In quel luogo le conversazioni sono tutt’altro che creative. Generano qualcosa sì, ma che è ripetizione di se stessa. Nessuno è interessato a sapere come ti chiami, quanti anni hai, cosa fai nella vita: se studi, lavori, rubi o ti prostituisci, quanto grande è il peso dei tuoi sogni, come sei fatto: se sei alto, magro, muscoloso, obeso, se hai gli occhi azzurri o neri, se ti manca un braccio oppure sei campione nazionale di lancio del disco. Te lo chiedono, ma non è di te che si interessano. Conoscerti è solo un modo per arrivare alla pace dei senssi scalpitanti. Alterno silenzi a sproloqui per emergere dal mucchio ed essere giudicato un fuoriditesta e quando mi va, dopo che sia passato qualche tempo, torno a criticare chi fa lo stesso, in un momento dei tanti in cui la mia luna è spenta. Meravigliosa luna che nel buio non si arrende, che da sola lo vince bagnando il mare nero della paura. Su quel tappeto d’argento vorrei camminare, da solo, nella speranza che non mi porti da nessuna parte. Che sia un infinito moltiplicarsi di chilometri dalla terraferma. Guardo in alto accecato dalla luce fedele a illuminarmi i piedi sull’acqua come Cristo, peccatore come nessuno io.

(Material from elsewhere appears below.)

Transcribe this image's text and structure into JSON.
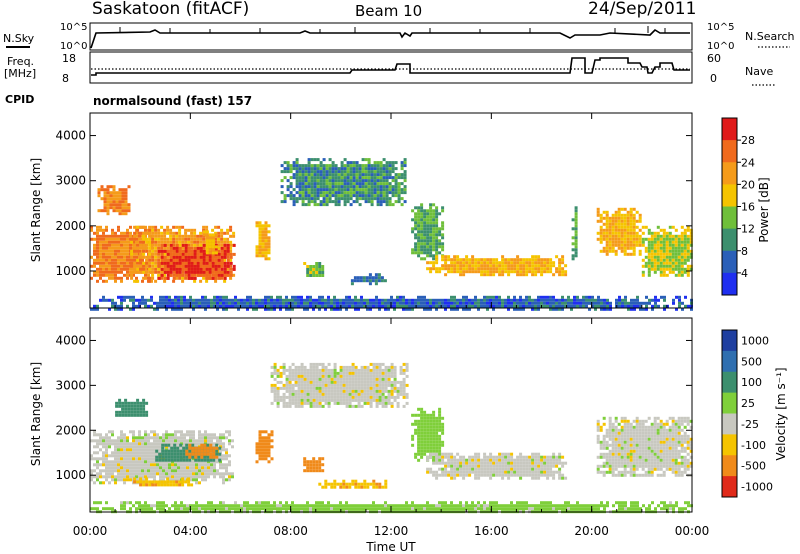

Non mi preoccupa il giudizio quando è arte di pecore che si seguono fino al dirupo, che una dopo l’altra sperimentano saltando. Quando cala la giusta notte, su tutto tranne che sulla luna, eviterei pure una risata sconveniente, nonostante il bel suono e la luminosità degli occhi ridenti. Non mi cambio ora che vesto abiti d’acciaio. Mi capisco quasi sempre e non mi piaccio quando cammino con nonchalance su un corpo martoriato dalle parole. Questo non mi impedisce di evitare il massacro né mi porta pentimento, sta tutto qua il perché. Guardo la luna e mi sento bene con lei. Ancora una volta ho scelto per me che voglio al mio fianco chi mi assomiglia, chi non mi sfida, non mette il dito nella piaga. Voglio al mio fianco solo coloro che non perdo mai, che mi salvano pure da lontano, che sorridono e mi stimolano a crescere. Voglio al mio fianco chi crede in me, non nella mia disfatta, chi ce la mette tutta per vedermi sul punto più alto del mondo, non chi scava sotto i miei piedi e mi fa franare nel fondo.
State lontani voi che mi provocate per ferire, per destare fastidio e sentirvi vincitori di almeno un premio: una caramella gommosa che rilascia in bocca l’amaro dell’ennesima sconfitta, in una non-vita che conducete e che continua a vincere contro.